The IJA 22nd Army was a short-lived component of the Southern China Area Army from February to November 1940 during the Second Sino-Japanese War. A component of the IJA 22nd Army was the Taiwan Mixed Brigade (台湾混成旅団), which was involved in combat operations in Guangdong Province. The division was formed 30 November 1940 as the 48th Brigade and was led by Seiichi Kuno, who led the 22nd Army prior to its dissolution. The 48th was elevated to division status under the IJA 23rd Army and in August 1941 was transferred to Taihoku in Taiwan.
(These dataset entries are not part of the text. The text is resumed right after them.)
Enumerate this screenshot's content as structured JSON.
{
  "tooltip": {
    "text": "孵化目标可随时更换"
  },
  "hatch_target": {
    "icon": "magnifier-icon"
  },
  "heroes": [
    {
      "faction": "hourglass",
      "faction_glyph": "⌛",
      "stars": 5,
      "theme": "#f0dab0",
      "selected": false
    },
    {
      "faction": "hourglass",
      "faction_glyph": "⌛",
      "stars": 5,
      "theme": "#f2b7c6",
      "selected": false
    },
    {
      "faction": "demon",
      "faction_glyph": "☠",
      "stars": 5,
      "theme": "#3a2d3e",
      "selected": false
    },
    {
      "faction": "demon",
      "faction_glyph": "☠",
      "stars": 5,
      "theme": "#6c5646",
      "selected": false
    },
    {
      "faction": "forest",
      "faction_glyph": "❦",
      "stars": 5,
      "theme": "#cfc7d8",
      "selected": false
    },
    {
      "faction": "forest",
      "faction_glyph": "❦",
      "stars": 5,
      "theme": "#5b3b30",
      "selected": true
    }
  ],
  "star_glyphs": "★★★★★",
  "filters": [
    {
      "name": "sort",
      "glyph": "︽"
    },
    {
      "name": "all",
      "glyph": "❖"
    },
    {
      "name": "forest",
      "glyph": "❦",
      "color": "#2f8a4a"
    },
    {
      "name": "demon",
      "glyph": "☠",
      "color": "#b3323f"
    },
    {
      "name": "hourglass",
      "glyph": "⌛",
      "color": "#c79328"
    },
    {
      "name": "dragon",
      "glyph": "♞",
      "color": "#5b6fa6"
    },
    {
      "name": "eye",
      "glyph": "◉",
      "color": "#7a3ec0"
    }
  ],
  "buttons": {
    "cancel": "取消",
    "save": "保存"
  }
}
The division was composed of the 27th Independent Mixed Brigade (Taiwan Mixed Brigade) and the 47th Infantry Regiment, which became available when the IJA 6th Division transitioned from a rectangular to a triangular division. The 48th Division was initially part of the Taiwan Army, before being reassigned to the IJA 14th Army on 12 August 1941. In preparation for the Pacific War, the division was mechanized (along with the IJA 5th Division), which was completed 6 November 1941.

Lieutenant General Yuitsu Tsuchihashi was placed in command starting September 1941 after Kuno was forced to retire due to his role in the unauthorized invasion of Indochina. On 13 December 1941, the IJA 48th Division was split, with units going to each of the three task forces of the Invasion of Lingayen Gulf. The 47th Regiment transferred to Kaohsiung, the Taiwan regiments transferred to Magong, and the other regiments transferred to Keelung.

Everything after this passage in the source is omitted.